The credit agreement contains no financial covenants unless and until (i) the continuance of an event of default under the credit agreement, or (ii) the failure of the Company to maintain excess availability (a) greater than 10% of the borrowing base for more than two (2) consecutive business days or (b) greater than 7.5% of the borrowing base at any time, in which event, the Company must comply with a trailing 12-month basis consolidated fixed charge covenant ratio of 1.0:1.0, which ratio shall continue to be tested each month thereafter until excess availability exceeds 10% of the borrowing base for 90 consecutive days. 

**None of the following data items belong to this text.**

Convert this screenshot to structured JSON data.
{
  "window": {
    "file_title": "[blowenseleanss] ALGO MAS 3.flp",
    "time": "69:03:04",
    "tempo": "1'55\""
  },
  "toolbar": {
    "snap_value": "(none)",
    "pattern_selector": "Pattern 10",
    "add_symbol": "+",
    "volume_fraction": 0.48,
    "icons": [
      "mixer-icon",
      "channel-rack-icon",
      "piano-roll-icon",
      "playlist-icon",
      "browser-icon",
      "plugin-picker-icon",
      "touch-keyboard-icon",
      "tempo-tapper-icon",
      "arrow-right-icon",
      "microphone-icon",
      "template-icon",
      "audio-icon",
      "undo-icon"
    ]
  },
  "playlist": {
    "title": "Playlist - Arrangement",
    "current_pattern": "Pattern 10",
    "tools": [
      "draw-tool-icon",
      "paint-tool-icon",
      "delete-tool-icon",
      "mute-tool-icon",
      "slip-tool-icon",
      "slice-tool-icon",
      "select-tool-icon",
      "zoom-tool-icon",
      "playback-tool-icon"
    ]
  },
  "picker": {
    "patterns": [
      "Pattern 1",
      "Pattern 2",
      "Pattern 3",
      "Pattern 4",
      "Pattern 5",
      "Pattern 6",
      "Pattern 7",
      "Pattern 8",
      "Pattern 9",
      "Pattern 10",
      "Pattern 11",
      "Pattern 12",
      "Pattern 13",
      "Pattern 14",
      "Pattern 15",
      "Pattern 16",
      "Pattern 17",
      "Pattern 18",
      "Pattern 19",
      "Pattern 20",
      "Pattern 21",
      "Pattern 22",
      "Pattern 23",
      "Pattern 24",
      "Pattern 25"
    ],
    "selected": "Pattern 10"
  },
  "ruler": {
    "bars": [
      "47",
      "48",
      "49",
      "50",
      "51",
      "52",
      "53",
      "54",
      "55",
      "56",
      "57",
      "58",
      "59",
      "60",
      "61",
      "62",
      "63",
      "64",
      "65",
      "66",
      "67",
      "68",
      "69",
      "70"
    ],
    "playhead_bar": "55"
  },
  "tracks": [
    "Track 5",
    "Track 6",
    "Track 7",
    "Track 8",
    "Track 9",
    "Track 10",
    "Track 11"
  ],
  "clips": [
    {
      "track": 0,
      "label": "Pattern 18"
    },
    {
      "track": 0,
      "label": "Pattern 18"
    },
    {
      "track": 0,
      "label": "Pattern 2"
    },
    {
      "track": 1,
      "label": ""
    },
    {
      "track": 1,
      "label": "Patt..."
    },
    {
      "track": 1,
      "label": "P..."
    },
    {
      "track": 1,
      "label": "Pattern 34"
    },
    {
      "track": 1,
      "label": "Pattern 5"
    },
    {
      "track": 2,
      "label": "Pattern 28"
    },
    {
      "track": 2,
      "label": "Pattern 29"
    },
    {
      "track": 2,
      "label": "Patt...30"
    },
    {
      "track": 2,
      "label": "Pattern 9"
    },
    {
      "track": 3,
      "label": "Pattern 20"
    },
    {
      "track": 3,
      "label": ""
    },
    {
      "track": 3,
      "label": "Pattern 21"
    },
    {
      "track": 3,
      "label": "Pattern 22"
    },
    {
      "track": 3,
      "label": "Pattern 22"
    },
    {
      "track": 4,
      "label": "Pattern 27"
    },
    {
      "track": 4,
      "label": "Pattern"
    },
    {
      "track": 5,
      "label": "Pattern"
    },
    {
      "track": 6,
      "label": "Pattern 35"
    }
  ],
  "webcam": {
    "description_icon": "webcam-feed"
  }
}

                The credit agreement contains standard covenants requiring the Company and its subsidiaries, among other things, to maintain collateral, comply with applicable laws, keep proper books and records, preserve the corporate existence, maintain insurance, and pay taxes in a timely manner. Events of default under the credit agreement are usual and customary for transactions of this type including, among other things: (a) any failure to pay principal there under when due or to pay interest or fees on the due date; (b) material misrepresentations; (c) default under other agreements governing material indebtedness of the Company; (d) default in the performance or observation of any covenants; (e) any event of insolvency or bankruptcy; (f) any final judgments or orders to pay more than $15.0 million that remain unsecured or unpaid; (g) change of control, as defined in the credit agreement; and (h) any failure of a collateral document, after delivery thereof, to create a valid mortgage or first-priority lien.

 

                We are currently in compliance with all covenants contained within the credit agreement.

 

Senior Subordinated Convertible Debt

 

To finance a portion of the acquisition of distribution centers in 2005, we sold $150.1 million in aggregate issue price (or $322.0 million aggregate principal amount at maturity) of senior subordinated convertible notes due in 2035.  The notes are our unsecured senior subordinated obligations and rank junior to our existing and future senior indebtedness, including borrowings under our Revolving Credit Facility.  See our Annual Report on Form 10-K filed with the SEC for the fiscal year ended January 1, 2011, for additional information regarding the notes.